Happywheezer! I love your first sentence I have a newborn and trying to potty train!!!

hubbard86 Fri 22-Jul-11 22:03:27

you have my support. Have been potty training my 2.8 ds fun not. We're fine out and about but having trouble with poo's in the potty/loo. We went totally cold turkey only having pull ups on at night. She'll get it eventually just don't give up

Cattleprod Fri 22-Jul-11 22:17:22

It's the absolute worst part of parenting so far. I hate it and I'm very tempted to just keep him in nappies until he's 8 and can pick it up straight away!

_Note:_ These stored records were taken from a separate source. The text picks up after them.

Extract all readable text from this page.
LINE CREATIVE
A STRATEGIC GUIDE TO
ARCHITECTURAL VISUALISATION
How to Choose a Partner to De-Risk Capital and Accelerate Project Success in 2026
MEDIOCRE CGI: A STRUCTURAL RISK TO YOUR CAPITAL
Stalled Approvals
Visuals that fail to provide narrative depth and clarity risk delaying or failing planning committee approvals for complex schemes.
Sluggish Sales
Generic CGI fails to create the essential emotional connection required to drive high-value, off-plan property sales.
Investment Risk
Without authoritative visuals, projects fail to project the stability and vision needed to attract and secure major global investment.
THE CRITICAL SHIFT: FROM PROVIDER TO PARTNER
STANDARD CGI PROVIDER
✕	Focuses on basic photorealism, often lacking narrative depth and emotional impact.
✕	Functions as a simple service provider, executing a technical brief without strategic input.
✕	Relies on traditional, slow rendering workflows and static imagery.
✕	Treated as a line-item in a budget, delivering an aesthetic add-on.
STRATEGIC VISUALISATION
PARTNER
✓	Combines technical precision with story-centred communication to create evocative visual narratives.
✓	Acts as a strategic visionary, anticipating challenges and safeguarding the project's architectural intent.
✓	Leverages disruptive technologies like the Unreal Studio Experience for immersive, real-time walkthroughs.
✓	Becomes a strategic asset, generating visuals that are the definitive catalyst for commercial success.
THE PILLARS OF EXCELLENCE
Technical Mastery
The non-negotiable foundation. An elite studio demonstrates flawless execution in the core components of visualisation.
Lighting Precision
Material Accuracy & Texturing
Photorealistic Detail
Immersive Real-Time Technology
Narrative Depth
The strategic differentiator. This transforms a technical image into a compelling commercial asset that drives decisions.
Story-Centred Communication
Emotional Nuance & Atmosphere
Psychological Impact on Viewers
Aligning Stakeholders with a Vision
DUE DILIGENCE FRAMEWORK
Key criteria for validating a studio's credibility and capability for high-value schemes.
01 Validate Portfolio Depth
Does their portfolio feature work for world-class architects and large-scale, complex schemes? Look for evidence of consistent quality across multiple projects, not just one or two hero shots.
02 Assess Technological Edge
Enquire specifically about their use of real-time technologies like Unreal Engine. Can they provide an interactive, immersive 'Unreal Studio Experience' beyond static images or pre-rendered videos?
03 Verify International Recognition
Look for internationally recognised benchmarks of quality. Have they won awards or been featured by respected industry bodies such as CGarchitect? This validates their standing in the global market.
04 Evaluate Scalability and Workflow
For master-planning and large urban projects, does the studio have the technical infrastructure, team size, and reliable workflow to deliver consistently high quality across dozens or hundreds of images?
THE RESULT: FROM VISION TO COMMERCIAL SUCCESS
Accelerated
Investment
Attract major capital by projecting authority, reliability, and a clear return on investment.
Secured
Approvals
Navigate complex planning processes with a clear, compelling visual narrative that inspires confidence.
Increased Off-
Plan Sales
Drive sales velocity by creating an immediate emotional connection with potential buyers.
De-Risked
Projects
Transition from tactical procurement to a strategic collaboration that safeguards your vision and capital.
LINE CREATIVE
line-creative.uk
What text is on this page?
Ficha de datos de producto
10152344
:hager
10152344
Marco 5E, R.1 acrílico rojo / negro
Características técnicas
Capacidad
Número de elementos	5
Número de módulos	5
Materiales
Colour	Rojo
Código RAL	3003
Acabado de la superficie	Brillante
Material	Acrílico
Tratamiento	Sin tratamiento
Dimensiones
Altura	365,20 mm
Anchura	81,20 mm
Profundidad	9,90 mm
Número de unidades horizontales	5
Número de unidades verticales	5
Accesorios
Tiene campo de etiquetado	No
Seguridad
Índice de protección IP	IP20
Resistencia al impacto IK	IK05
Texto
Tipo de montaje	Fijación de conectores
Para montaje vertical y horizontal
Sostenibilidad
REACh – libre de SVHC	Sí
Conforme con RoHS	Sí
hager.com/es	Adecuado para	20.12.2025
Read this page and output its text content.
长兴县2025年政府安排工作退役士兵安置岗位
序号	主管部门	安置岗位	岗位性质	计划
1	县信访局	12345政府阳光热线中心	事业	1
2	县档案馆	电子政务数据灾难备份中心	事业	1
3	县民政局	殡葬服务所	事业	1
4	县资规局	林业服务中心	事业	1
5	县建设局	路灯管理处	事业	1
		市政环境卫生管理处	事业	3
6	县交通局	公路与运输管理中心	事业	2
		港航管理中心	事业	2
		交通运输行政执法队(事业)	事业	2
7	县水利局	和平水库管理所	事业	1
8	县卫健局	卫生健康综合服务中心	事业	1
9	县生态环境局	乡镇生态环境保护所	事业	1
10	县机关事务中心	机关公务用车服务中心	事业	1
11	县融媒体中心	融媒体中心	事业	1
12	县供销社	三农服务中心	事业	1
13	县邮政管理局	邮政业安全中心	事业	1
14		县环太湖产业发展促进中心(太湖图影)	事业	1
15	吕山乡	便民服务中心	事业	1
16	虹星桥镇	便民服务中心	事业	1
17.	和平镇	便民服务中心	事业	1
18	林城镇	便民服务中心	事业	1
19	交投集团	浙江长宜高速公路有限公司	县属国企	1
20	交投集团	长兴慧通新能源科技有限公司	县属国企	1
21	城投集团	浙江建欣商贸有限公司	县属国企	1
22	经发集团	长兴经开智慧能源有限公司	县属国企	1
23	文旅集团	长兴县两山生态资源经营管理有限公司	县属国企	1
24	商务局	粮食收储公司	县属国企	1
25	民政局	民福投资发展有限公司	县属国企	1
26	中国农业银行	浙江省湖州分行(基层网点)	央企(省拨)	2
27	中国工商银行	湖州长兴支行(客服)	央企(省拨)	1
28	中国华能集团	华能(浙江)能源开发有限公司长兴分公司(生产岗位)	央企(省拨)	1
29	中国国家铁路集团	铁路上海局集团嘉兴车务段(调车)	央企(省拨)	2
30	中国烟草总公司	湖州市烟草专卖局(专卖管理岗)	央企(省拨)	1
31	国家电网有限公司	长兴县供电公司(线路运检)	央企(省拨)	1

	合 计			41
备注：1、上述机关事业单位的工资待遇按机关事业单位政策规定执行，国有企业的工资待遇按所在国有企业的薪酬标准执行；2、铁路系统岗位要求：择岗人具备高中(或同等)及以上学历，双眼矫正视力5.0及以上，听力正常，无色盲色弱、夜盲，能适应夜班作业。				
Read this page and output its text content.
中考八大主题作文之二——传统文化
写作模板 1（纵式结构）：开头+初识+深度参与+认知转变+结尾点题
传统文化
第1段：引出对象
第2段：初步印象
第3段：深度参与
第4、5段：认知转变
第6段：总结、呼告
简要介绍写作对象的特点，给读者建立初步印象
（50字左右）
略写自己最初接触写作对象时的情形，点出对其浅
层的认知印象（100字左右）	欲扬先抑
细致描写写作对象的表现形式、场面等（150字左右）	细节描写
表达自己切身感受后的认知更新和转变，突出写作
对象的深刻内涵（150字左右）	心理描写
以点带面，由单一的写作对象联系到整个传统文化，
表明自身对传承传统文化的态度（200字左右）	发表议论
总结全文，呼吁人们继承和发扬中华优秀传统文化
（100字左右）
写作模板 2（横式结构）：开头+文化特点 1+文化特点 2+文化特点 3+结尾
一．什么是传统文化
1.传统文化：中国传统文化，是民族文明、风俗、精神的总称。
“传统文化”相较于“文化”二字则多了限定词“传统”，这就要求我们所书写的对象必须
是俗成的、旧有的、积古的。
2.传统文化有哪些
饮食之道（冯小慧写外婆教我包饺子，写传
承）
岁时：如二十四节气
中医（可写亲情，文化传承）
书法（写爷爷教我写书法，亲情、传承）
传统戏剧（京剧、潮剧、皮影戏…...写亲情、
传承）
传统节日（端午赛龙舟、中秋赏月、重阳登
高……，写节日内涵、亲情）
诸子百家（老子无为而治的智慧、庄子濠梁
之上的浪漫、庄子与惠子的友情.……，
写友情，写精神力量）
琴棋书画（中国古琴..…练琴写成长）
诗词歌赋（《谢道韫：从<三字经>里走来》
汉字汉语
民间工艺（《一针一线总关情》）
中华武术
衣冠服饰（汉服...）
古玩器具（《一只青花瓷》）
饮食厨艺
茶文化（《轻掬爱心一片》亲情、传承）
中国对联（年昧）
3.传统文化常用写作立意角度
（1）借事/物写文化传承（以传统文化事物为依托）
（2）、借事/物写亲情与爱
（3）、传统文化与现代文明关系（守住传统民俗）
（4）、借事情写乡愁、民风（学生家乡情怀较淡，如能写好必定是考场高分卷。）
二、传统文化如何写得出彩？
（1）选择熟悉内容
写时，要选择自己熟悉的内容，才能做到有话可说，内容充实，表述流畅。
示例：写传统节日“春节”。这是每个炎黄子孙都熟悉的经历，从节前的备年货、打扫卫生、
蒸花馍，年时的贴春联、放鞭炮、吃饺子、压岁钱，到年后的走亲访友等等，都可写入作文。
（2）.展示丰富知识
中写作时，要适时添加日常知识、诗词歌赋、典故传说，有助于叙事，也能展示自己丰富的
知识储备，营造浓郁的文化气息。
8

It's the constant saying he needs to wee, then you go through all the kerfuffle of taking him to the toilet (several times) only for him to sit there for 5 seconds, say 'finished', then 2 minutes later, wet himself. The playing with himself while on the toilet making it impossible for him to actually go (so I'm told), the having to know where the nearest public toilet is. The style of underwear that seems to be the norm for little boys (briefs) that makes me feel a bit nauseous. The fact that you don't just have to change wet pants, but also wet trousers, socks, shoes, t-shirt, so you can't leave the house without a huge bag of clothes. And don't get me started on poos!

DMCWelshCakes Sat 23-Jul-11 10:57:23

So apparently I'm not alone in my hatred of the process then. smile

I wouldn't have started with it now at all (life's hard enough with a newborn as it is) but DiddyDragon had other ideas.

Dancergirl There is much in what you say, which is why I've been keeping very calm with her & ranting on MN. She's definitely attention seeking & pushing boundaries now her baby brother has arrived.

Cattleprod 8 you say? I was thinking more along the lines of high school... grin

happywheezer Sun 24-Jul-11 23:02:51

My son is very advanced for a newborn!
Actually I think it would be easier to potty train him rather than the 3 year old. NB hates being dirty.
It looks like I was holding NB when writing the thread too.